Here are two solutions which (as suggested in the question and comments) assume that all the given sets are disjoint and performs destructive set unions (when we find the union of sets A and B, we remove A and B themselves from the family of sets).
Amortized constant time
We maintain objects for the sets and objects for the elements. The sets know what elements they have, as a concatenable list, so that we can list those elements quickly, but we don't keep pointers from the objects to the sets that contain them (because it would be too slow to update them).
There is at most one special set Z, the one containing zero. Every object knows whether it is part of Z or not (a binary flag). The set Z maintains the value of its mex. For every other set, the mex is zero. So you can compute the mex of a set in constant time, given either the set itself or one of its elements.
To form the union of two sets, if neither one is Z, just concatenate their lists. If one of the two sets is Z, run through its elements setting the flag that says the element is now in Z. Then, while the mex is an element of Z, increment it.

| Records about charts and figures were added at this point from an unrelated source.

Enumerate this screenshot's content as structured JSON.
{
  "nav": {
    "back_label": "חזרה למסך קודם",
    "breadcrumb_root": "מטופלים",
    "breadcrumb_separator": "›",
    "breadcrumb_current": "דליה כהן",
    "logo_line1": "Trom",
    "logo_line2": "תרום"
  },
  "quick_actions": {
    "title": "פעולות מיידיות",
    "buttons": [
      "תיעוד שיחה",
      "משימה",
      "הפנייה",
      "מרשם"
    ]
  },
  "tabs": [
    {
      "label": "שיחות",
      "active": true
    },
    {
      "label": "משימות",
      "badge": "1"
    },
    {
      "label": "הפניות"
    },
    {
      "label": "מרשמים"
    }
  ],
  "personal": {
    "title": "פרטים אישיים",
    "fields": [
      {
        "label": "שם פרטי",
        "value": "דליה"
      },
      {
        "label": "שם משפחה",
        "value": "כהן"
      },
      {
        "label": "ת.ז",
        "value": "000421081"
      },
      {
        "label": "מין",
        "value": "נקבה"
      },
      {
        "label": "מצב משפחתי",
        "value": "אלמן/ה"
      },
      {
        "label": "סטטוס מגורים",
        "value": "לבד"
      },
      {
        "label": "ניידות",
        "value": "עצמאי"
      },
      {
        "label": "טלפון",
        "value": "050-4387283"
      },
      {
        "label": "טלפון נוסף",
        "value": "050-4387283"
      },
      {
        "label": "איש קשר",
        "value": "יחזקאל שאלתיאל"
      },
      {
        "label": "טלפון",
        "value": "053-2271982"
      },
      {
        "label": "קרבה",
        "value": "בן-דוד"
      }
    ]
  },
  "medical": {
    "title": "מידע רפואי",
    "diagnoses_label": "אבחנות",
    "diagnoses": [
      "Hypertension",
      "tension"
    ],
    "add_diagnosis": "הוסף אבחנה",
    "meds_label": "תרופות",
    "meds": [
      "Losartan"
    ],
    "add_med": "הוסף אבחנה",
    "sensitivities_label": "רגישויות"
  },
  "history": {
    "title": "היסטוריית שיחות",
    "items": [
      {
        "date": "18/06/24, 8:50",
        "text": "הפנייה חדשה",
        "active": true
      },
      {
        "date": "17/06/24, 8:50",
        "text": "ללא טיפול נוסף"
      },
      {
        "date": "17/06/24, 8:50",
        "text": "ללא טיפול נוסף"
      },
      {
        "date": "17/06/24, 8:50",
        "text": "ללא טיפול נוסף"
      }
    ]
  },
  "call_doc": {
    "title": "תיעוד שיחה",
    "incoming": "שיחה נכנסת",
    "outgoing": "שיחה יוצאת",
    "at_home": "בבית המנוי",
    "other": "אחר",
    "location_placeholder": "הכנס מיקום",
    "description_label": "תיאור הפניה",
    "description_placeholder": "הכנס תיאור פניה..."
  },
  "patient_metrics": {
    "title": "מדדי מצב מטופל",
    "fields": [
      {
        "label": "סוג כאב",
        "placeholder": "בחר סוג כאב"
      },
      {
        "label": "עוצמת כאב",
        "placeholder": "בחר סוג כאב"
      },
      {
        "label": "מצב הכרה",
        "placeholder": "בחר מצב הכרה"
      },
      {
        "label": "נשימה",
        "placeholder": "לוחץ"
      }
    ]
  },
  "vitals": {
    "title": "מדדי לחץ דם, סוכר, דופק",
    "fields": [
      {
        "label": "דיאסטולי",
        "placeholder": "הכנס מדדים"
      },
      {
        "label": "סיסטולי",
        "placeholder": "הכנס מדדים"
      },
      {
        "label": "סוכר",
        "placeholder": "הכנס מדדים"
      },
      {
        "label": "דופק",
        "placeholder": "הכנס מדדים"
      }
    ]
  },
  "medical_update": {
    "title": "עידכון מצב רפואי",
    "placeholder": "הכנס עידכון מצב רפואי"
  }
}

Each element accounts for one increment operation to the mex of Z, so the amortized time per element, merge, or mex request is constant.
Worst-case logarithmic time
For a worst-case rather than amortized (but slower) solution, that also allows for creation of new singleton sets and does not assume that the union of all the sets is a contiguous interval, we use the following data structures:
- union-find rather than flags to determine the set that contains any element (even if we just do union-by-rank without path compression, this is worst-case logarithmic per find operation)
- a binary search tree of the elements in the union of all the sets
- for each element, the smallest non-element between it and its predecessor in the binary search tree (or zero if it has no predecessor)
- for each binary search tree node, the smallest non-element listed in its subtree (updated in constant time per tree rotation)
- the smallest element of each set
- a priority queue of the smallest elements of sets that are not Z.
Then at all times mex(Z) is the minimum of the priority queue value and the smallest non-element. And as before, for sets that are not Z, the mex is zero. Adding a new singleton set, merging two sets, or finding a mex all take logarithmic time with more-or-less obvious updates.